Солдаты подошли к Саблину. Их тесным кольцом окружила толпа уже присягнувших солдат полка, смотрела и жадно слушала, что будет дальше.
— Ваше превосходительство, — задыхаясь заговорил молодой солдат с наглым лицом, не выпуская из своей руки шинели Ермолова, — позвольте вам доложить. Все, значит, присягать стали, подписывать присяжный лист, а поручик Ермолов вдруг пошли в лес и стали уходить с поля.
— Присягать, значит, не желают, — сказал другой солдат, стоявший по ту сторону от Ермолова.
— Прежде всего, не сметь трогать офицера, — крикнул Саблин, — и разойтись по местам.
Никто не шевельнулся. Сквозь толпу протиснулся бледный Козлов и стал подле Саблина. Саблин заметил, что он отстегнул крышку кобуры револьвера и передвинул револьвер на живот.
— Я присягнул своему Государю, — твёрдо, отчётливо, чеканя слова, сказал Ермолов тяжело дыша, — и никому более присягать не буду… Я не изменник!
— Ишь ты! — пронеслось по толпе. — Государь сам отрёкся, народ, значит, взялся сам управлять. А он, значит, не желает с народом служить.
— Разойтись, — гневно крикнул Саблин.
— Чего разойтись! Товарищи, надо посмотреть, присягал ли ещё и сам генерал. Может, и он с ним заодно, под красным знаменем служить не желает.
— Вам сказано разойтись, — сказал Козлов. — Что вы, бунтовать хотите?
— Это не мы бунтуем, а те, что присягать не хотят. Их арестовать надо.
— Арестовать, арестовать!
— И генерала арестовать!
— Правильно, товарищи.
— Царя ноне нет и господ нет. Арестовать генерала!
— Навались, робя. Хватай!
Положение становилось тяжёлым. Передние ещё держались, не смея поднять руку на своего корпусного командира, но сзади напирала масса, раздавались свистки, и Саблин почувствовал, что сейчас произойдёт что-то ужасное.

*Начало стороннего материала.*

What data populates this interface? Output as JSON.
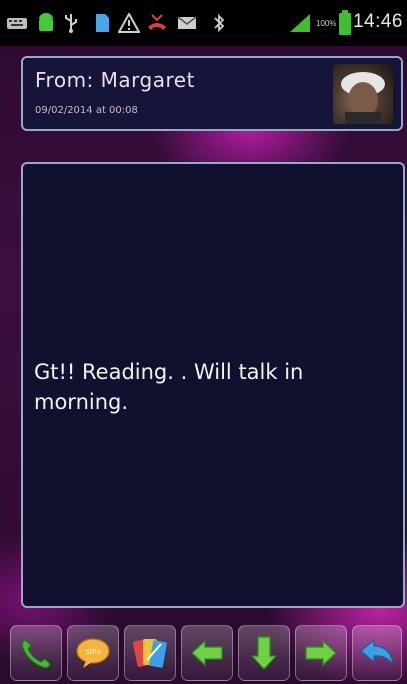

— Повремените, товарищи! — раздался из толпы слегка шепелявящий, тусклый голос, и Саблин узнал голос Верцинского. — Самосуд не дело свободного народа. Вы неправильно арестовали товарища Ермолова. Он такой же свободный гражданин, как и вы, и это его воля, присягать или нет. Ведь и вас никто не неволил. Товарищи! Настала минута, когда вы должны показать, что вы достойны той великой свободы, которую завоевали мозолистые руки солдат и рабочих! Вы не оскверните чистые минуты великой революции насилием. Мирно разойдёмся, товарищи, но будем знать, что есть люди, которые не с нами. На них мы будем смотреть с полным, глубоким презрением. По землянкам, товарищи. Красное знамя свободы сменило двуглавого орла тирании и произвола! Расходитесь!